Germania – Il caso tedesco va analizzato su due piani: quello federale e quello statale. Nel primo caso, anche se la legislazione non parla esplicitamente di reato di discriminazione per orientamento sessuale, i report di associazioni e istituzioni riferiscono che le sentenze dei tribunali in caso di omotransfobia infliggono pene più severe. E quindi, a livello giurisprudenziale, si considera un buon livello di protezione. A segnalarlo è anche un’analisi del Servizio studi della Camera: l’articolo 130 del Codice penale tedesco infatti, punisce con la detenzione “colui che, in maniera tale da disturbare la pace pubblica, incita all’odio o alla violenza contro elementi della popolazione o lede la dignità di altre persone attraverso insulti o offese” e “prevede una pena detentiva o una pena pecuniaria anche per chi commette gli stessi illeciti attraverso la diffusione di opere scritte”. E “sebbene il Codice penale non faccia un esplicito riferimento al background omofobico di colui che perpetra il reato, nella definizione data all’articolo 130 rientra anche la discriminazione effettuata in ragione dell’orientamento sessuale“. Per quanto riguarda le aggravanti, “non vi è una esplicita previsione rispetto all’omofobia”, ma un generico richiamo alle” motivazioni e finalità dell’atto oltre che alle convinzioni e agli intenti del reo“. Inoltre molto spesso si fa riferimento a una legge generale “sulla parità di trattamento” che all’articolo 1 prevede come scopo “prevenire o eliminare la discriminazione basata” anche su “identità sessuale”.

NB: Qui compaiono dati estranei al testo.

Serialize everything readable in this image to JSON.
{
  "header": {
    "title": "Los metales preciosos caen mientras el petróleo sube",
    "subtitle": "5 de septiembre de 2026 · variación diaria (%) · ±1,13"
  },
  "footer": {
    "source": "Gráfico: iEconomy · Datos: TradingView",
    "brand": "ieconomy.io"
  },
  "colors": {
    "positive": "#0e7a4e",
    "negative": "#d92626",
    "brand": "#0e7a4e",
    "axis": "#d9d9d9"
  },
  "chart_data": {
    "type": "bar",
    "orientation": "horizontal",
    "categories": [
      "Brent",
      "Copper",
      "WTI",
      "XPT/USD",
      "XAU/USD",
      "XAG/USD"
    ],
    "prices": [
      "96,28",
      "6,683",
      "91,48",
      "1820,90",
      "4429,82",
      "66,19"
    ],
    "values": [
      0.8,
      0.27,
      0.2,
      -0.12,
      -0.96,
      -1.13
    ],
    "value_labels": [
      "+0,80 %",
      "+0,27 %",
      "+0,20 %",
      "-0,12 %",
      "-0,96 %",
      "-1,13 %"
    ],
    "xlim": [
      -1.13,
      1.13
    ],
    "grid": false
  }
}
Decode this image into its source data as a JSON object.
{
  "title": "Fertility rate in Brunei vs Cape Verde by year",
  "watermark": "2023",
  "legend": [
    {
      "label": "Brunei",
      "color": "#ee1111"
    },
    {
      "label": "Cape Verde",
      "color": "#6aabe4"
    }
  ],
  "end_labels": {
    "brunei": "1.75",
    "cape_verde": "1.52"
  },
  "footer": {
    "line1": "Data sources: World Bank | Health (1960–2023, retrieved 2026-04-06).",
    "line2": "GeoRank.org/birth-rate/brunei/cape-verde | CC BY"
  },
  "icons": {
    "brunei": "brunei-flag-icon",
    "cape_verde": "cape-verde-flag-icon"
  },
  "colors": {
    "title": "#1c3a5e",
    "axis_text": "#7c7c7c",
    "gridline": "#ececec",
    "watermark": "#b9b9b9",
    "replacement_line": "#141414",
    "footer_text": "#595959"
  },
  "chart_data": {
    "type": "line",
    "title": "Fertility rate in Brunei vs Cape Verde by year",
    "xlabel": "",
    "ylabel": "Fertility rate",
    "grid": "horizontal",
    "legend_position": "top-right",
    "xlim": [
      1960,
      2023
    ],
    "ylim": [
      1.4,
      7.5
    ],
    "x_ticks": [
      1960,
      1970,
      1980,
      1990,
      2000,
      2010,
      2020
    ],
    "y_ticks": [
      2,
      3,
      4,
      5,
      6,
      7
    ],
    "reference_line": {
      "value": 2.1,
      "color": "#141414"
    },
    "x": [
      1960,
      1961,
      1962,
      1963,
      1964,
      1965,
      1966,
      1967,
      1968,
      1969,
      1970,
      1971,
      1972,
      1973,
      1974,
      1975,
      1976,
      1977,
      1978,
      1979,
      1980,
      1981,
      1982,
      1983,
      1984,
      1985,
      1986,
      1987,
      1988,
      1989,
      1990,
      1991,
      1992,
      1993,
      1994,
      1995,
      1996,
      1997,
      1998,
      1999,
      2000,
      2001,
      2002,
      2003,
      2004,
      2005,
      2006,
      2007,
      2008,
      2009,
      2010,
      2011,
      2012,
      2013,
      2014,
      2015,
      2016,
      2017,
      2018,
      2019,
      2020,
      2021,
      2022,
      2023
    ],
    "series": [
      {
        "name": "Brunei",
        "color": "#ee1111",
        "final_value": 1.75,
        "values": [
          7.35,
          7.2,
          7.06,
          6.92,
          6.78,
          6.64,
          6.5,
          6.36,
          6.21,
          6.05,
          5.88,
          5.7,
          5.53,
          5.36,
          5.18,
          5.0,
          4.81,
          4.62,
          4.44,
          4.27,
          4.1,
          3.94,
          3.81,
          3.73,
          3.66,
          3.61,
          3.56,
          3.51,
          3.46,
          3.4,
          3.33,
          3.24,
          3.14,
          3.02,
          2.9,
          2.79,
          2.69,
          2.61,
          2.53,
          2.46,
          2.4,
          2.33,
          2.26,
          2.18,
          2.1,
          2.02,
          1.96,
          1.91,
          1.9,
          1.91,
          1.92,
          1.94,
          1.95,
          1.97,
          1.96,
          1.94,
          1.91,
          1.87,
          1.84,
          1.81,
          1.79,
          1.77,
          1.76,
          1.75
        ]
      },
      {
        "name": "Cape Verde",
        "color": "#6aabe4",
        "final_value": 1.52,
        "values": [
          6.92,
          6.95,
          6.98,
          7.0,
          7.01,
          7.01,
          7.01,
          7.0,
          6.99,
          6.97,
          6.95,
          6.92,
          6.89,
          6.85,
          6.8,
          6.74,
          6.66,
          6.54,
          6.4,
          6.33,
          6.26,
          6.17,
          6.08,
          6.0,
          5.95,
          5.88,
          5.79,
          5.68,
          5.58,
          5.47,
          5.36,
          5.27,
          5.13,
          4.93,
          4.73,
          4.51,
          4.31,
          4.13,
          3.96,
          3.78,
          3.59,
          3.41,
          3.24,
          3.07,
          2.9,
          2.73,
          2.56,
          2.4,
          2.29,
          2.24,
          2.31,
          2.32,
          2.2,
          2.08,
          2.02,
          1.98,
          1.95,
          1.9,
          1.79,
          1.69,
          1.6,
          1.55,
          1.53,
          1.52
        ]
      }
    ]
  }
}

Infine, se si considerano i singoli lander tedeschi, sono numerosi quelli che puniscono le discriminazioni per orientamento sessuale: ad esempio Berlino (dove si tutela anche l’identità di genere), Brandeburgo, Turingia. Il piccolo Stato di Saarland quest’anno è stato l’ultimo ad adottare un piano contro omofobia e transfobia lasciando la Bavaria ultimo e unico lander a non essersi adeguato. Di Germania ha parlato nei giorni scorsi Anna Paola Concia, ex parlamentare Pd e tra le femministe che hanno criticato il disegno di legge Zan. Ad Avvenire ha ricordato una aggressione che lei stessa ha subito con la compagna: “Ci hanno gridato ‘per quelle come voi devono riaprire i forni crematori'”, ha dichiarato. “Allora non denunciai. Quell’uomo era un insegnante. Se fosse capitato in Germania, dove oggi risiedo, non sarebbe mai più entrato in un’aula“.
Spagna – Dal 1995 in Spagna i crimini di odio sono stati estesi all’orientamento sessuale o l’identità di genere. Nel codice penale il movente omofobico è considerato un aggravante in vari casi. Ad esempio lo è per i reati di incitazione all’odio e alla violenza contro gruppi e associazioni e di diffusione consapevole di informazioni false e ingiuriose su gruppi e associazioni, commessi anche in ragione delle tendenze sessuali dei loro membri. Si prevede inoltre l’aggravante anche per un funzionario pubblico che discrimina sulla base di orientamento sessuale o identità di genere. Numerose comunità autonome, ad esempio la Catalogna, si sono distinte per aver previsto nella loro legislazione politiche di prevenzione dell’odio su orientamento sessuale e identità di genere. Secondo l’ultimo rapporto dell’Agenzia europea per i diritti fondamentali (FRA), però solo il 16% delle vittime di crimini d’odio in Spagna denuncia e le ong stanno spingendo perché sia fatto un intervento legislativo più coerente e corposo. In questo momento il Parlamento spagnolo sta discutendo una proposta di legge che permette il cambio di sesso solo con l’autorizzazione della persona interessata. Nell’ultimo anno questa legge è stata fortemente osteggiata dalle femministe anti-trans che in parte sono state appoggiate dal partito socialista: la loro tesi è che “l’autodeterminazione del genere” sarebbe una minaccia per le donne. Questa legge nulla ha a che vedere con le disposizioni previste dal ddl Zan in Italia.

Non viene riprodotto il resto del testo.